Etiket: Münir Nurettin Selçuk

  • Vizörün içindeki Kuşdili

    Vizörün içindeki Kuşdili

    İstanbul Araştırmaları Enstitüsü (Suna ve İnan Kıraç Vakfı) arşivinden muhteşem bir Kadıköy fotoğrafı çıktı. İlk gördüğümüz andan beri “Vizörün içindeki Kuşdili bize ne anlatıyor?” sorusunu sorduk ve tabii ki en güzel yanıtı Alican Küçükcan ağabeyimizden aldık. Muhteşem bir fotoğraf ve bir o kadar muazzam bir yazı… “Keyifli okumalar” demeden önce belirtmeden geçmeyelim; fotoğrafın bulunduğu İstanbul Araştırmaları Enstitüsü çalışanlarına ve özellikle Furkan Sevim beyefendiye saygılarımızla…

    Fenerbahçe Tarihi Çalışma Organizasyonu


    Bir Ressam ve Bir Düş

    Bahariye’de, bir köşkün cihannümasından Kuşdili, Hasanpaşa ve Acıbadem’e baktığımızı düşlüyorum, hani derler ya! uyandığında gerçekmiş hissi veren bir düş. Önümüzde uzanan görüntü hünerli bir ressamın elinden damlamış adeta. Her fırça darbesi bin bir özenle vurulmuş tuvale: 

    Buradan Karacaahmet’e kadar uçsuz bucaksız servi ormanının hışırdadığını biliyoruz. İlerisi göz görebildiği yere kadar hep mezarlık. Kuşdili çayırında eğlenenler hayatla ölümün sınırında olduklarını hiç düşünmüyorlar. Gülüyor, söylüyor, top oynuyorlar. Daha geçen hafta pazar günü Moda Futbol Kulübüyle, İngiliz Bahriyelileri İmogene kıran kırana bir maç yaptılar burada. Bu hızlı gösterinin galibi 1-0’lık sonuçla Moda oldu.. 3000 meraklı, kalesinde nefis plonjonlarla birçok şutu kurtaran Alex Sophiano’yu çılgınca alkışladı. Sophiano,hakemin  düdüğünden sonra omuzlarda taşındı. 

    Solumuzda uzanan ahşap denizinin altındaki Kuşdili çayırında sadece top oynanmadı. O geniş alan,  Kadıköylülerin hava almaya çıktıkları, ağır faytonların, ıhlamur ağacından yapılma geniş landoların cirit attıklarını, çayırda kurulan panayırda, şimdi tarih olmuş şerbetçilerin, kağıt helvacıların, muhallebicilerin, baloncuların ceplerinin şiştiği, yeldirmeli, maşlahlı güzellerin boy gösterdikleri, kısaca Kadıköy havalisinin eğlendiği geniş bir seyran yeri olmuştur. 

    Fenerbahçe Lokali

    Bu resim geçen yüzyılın başlarına ait.

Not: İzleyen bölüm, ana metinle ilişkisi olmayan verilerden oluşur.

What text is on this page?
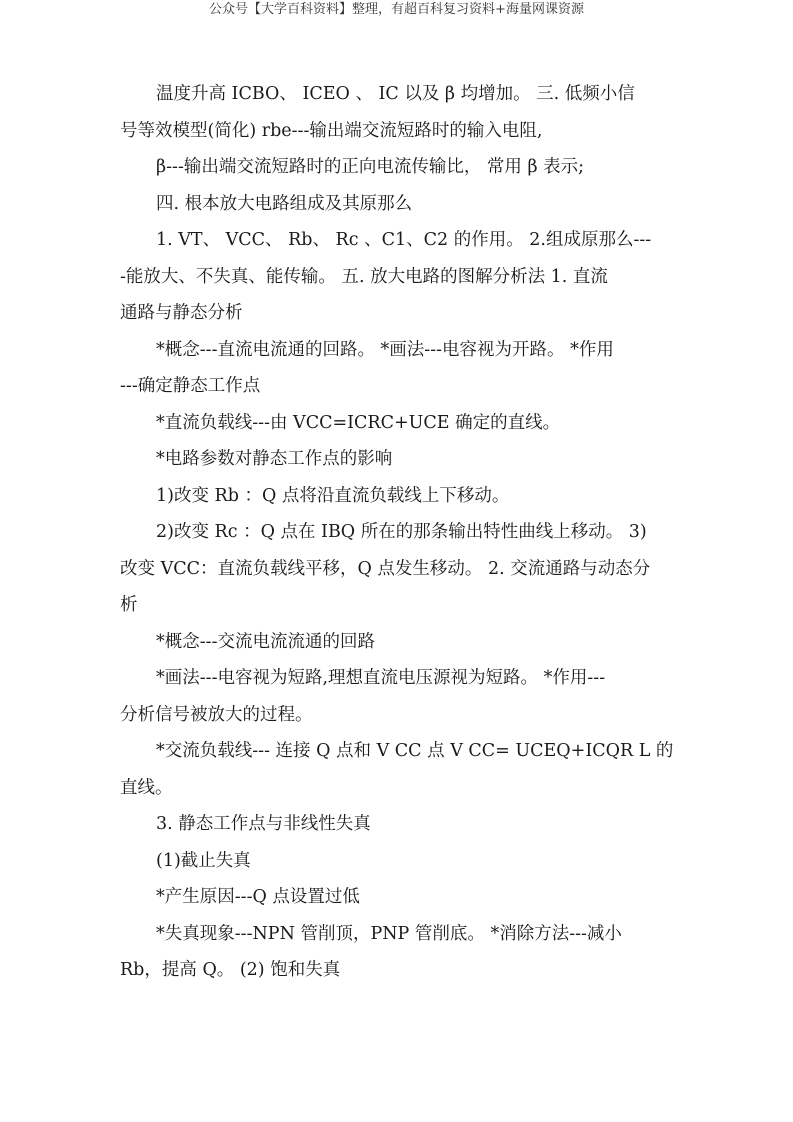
公众号【大学百科资料】整理，有超百科复习资料+海量网课资源
温度升高 ICBO、 ICEO 、 IC 以及 β 均增加。 三. 低频小信
号等效模型(简化) rbe---输出端交流短路时的输入电阻,
β---输出端交流短路时的正向电流传输比， 常用 β 表示;
四. 根本放大电路组成及其原那么
1. VT、 VCC、 Rb、 Rc 、C1、C2 的作用。 2.组成原那么---
-能放大、不失真、能传输。 五. 放大电路的图解分析法 1. 直流
通路与静态分析
*概念---直流电流通的回路。 *画法---电容视为开路。 *作用
---确定静态工作点
*直流负载线---由 VCC=ICRC+UCE 确定的直线。
*电路参数对静态工作点的影响
1)改变 Rb ：Q 点将沿直流负载线上下移动。
2)改变 Rc ：Q 点在 IBQ 所在的那条输出特性曲线上移动。 3)
改变 VCC：直流负载线平移，Q 点发生移动。 2. 交流通路与动态分
析
*概念---交流电流流通的回路
*画法---电容视为短路,理想直流电压源视为短路。 *作用---
分析信号被放大的过程。
*交流负载线--- 连接 Q 点和 V CC 点 V CC= UCEQ+ICQR L 的
直线。
3. 静态工作点与非线性失真
(1)截止失真
*产生原因---Q 点设置过低
*失真现象---NPN 管削顶，PNP 管削底。 *消除方法---减小
Rb，提高 Q。 (2) 饱和失真
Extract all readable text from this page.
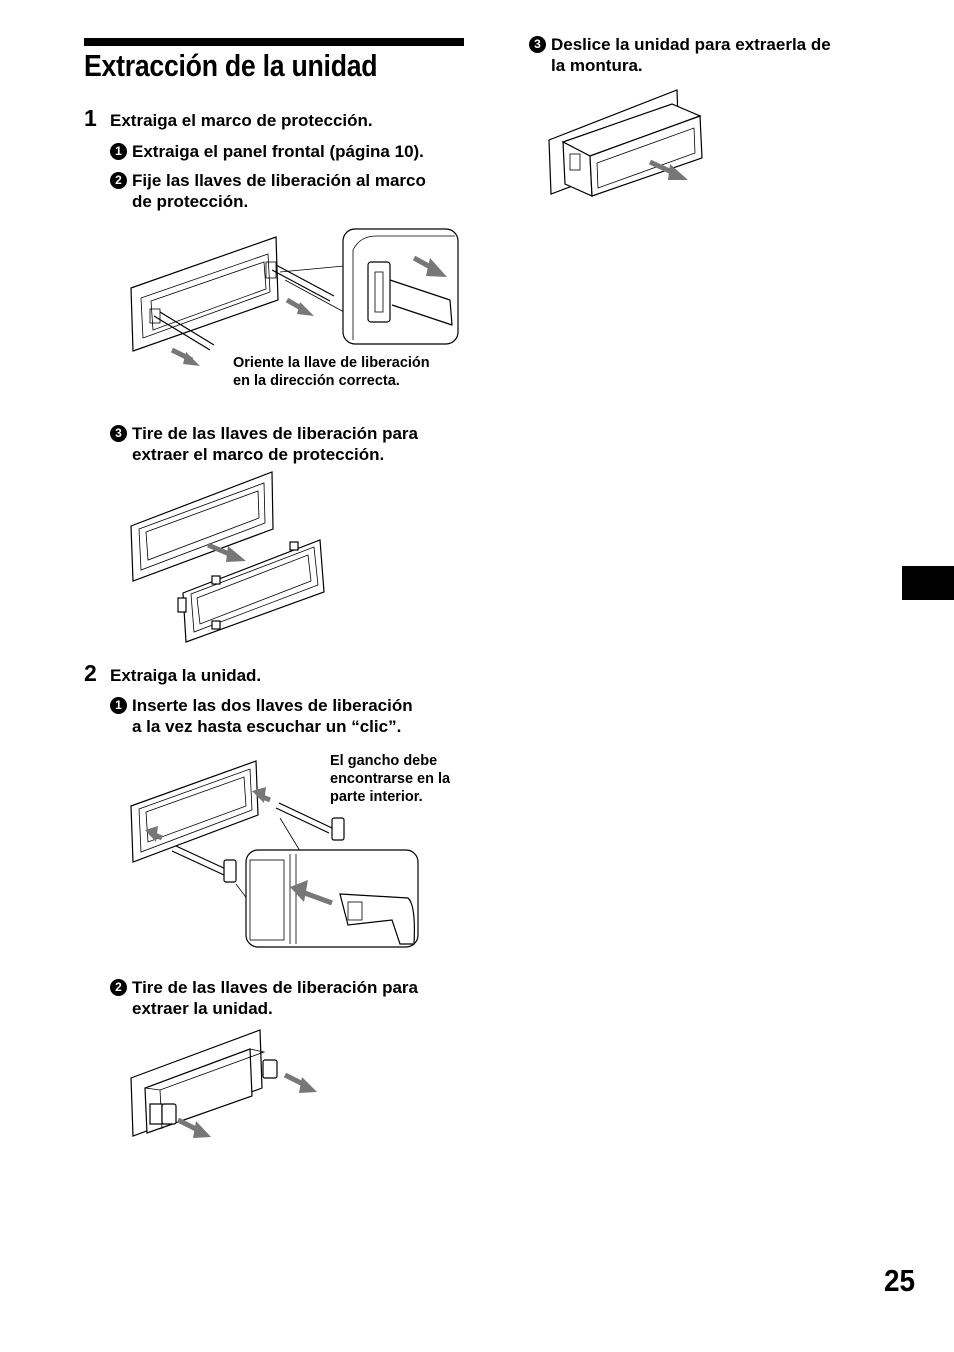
Extracción de la unidad
1 Extraiga el marco de protección.
1 Extraiga el panel frontal (página 10).
2 Fije las llaves de liberación al marco
de protección.
Oriente la llave de liberación
en la dirección correcta.
3 Tire de las llaves de liberación para
extraer el marco de protección.
2 Extraiga la unidad.
1 Inserte las dos llaves de liberación
a la vez hasta escuchar un “clic”.
El gancho debe
encontrarse en la
parte interior.
2 Tire de las llaves de liberación para
extraer la unidad.
3 Deslice la unidad para extraerla de
la montura.
25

Tam da, Üsküdar kumandanı Bedirhani Ali Şamil Paşa, erkekleri Kuşdili’ne, kadınları Yoğurtçu’ya  pay etmeye uğraşıp, feryadını kimseye dinletemediği günler. Çayırın Kurbağlıdere kıyısına Galatalı Hamdi Reis’in çalgılı gazinosu kurulacak. Hamdi, evvelinde Galata’da kumar kahvesi işletmiş, Abdülhamit’in meşhur yaveri Fehim Paşa’nın adamlarından. Bu gazinonun yanında birkaç yıl sonra Fenerbahçenin lokalini göreceğiz. 

    Lokal bahçe içerisinde ve iki katlı olacak. Fotoğrafta yerleri boş ama, dış kapıdan girince sağ tarafındaki açıklığa tenis kortları yapılacak sonrasında. Bina inşa edildiğinde dereye bakan kapısı, köşede piyanosu olan, maroken koltuklu genişçe bir salona açılacaktır. Solda iç içe olan iki soyunma odasında, Zeki Rızalar, Alâlar, Kadriler çubuklu formalarını giyecekler. Suat, karbeyaz pantolununu, tişörtünü giyip, kortta raket sallayacaktır. Üst kattaki müzede kupalar, resimler ve hatıraların çerçevelenmiş halleri duracak. Fenerbahçe Kulübünün minnetsiz idmancısı, sarı lacivert forma altında bütün sporları yapmaya ve yaymaya çalışmış; kayıkhanede sandalları kalafatlayacak, korttaki fileleri eliyle örecek kadar fedakar Fenerbahçeli Galip, 6 Haziran 1932 günü lokal yandığında en çok gözyaşı dökecek olan sporcu olacaktır. 

    Fenerbahçe Lokali, alevlere teslim olmadan önce ulvi bir görev için koluna pazubant takmıştır. Kurtuluş Savaşı sırasında Anadolu’ya silah ve cephane sevkinin yapıldığı bir istasyon, Cumhuriyet yolunda ise önemli bir ‘yapı’taşı olmuştur. Ulu Önderin lokali ziyareti bu binada yaşanmış önemli dakikalardandır. 1920 yılında Hamit Hüsnü’nün lokalin yanına yaptıracağı kayıkhanede çok sayıda kürekçi filizlenecektir. 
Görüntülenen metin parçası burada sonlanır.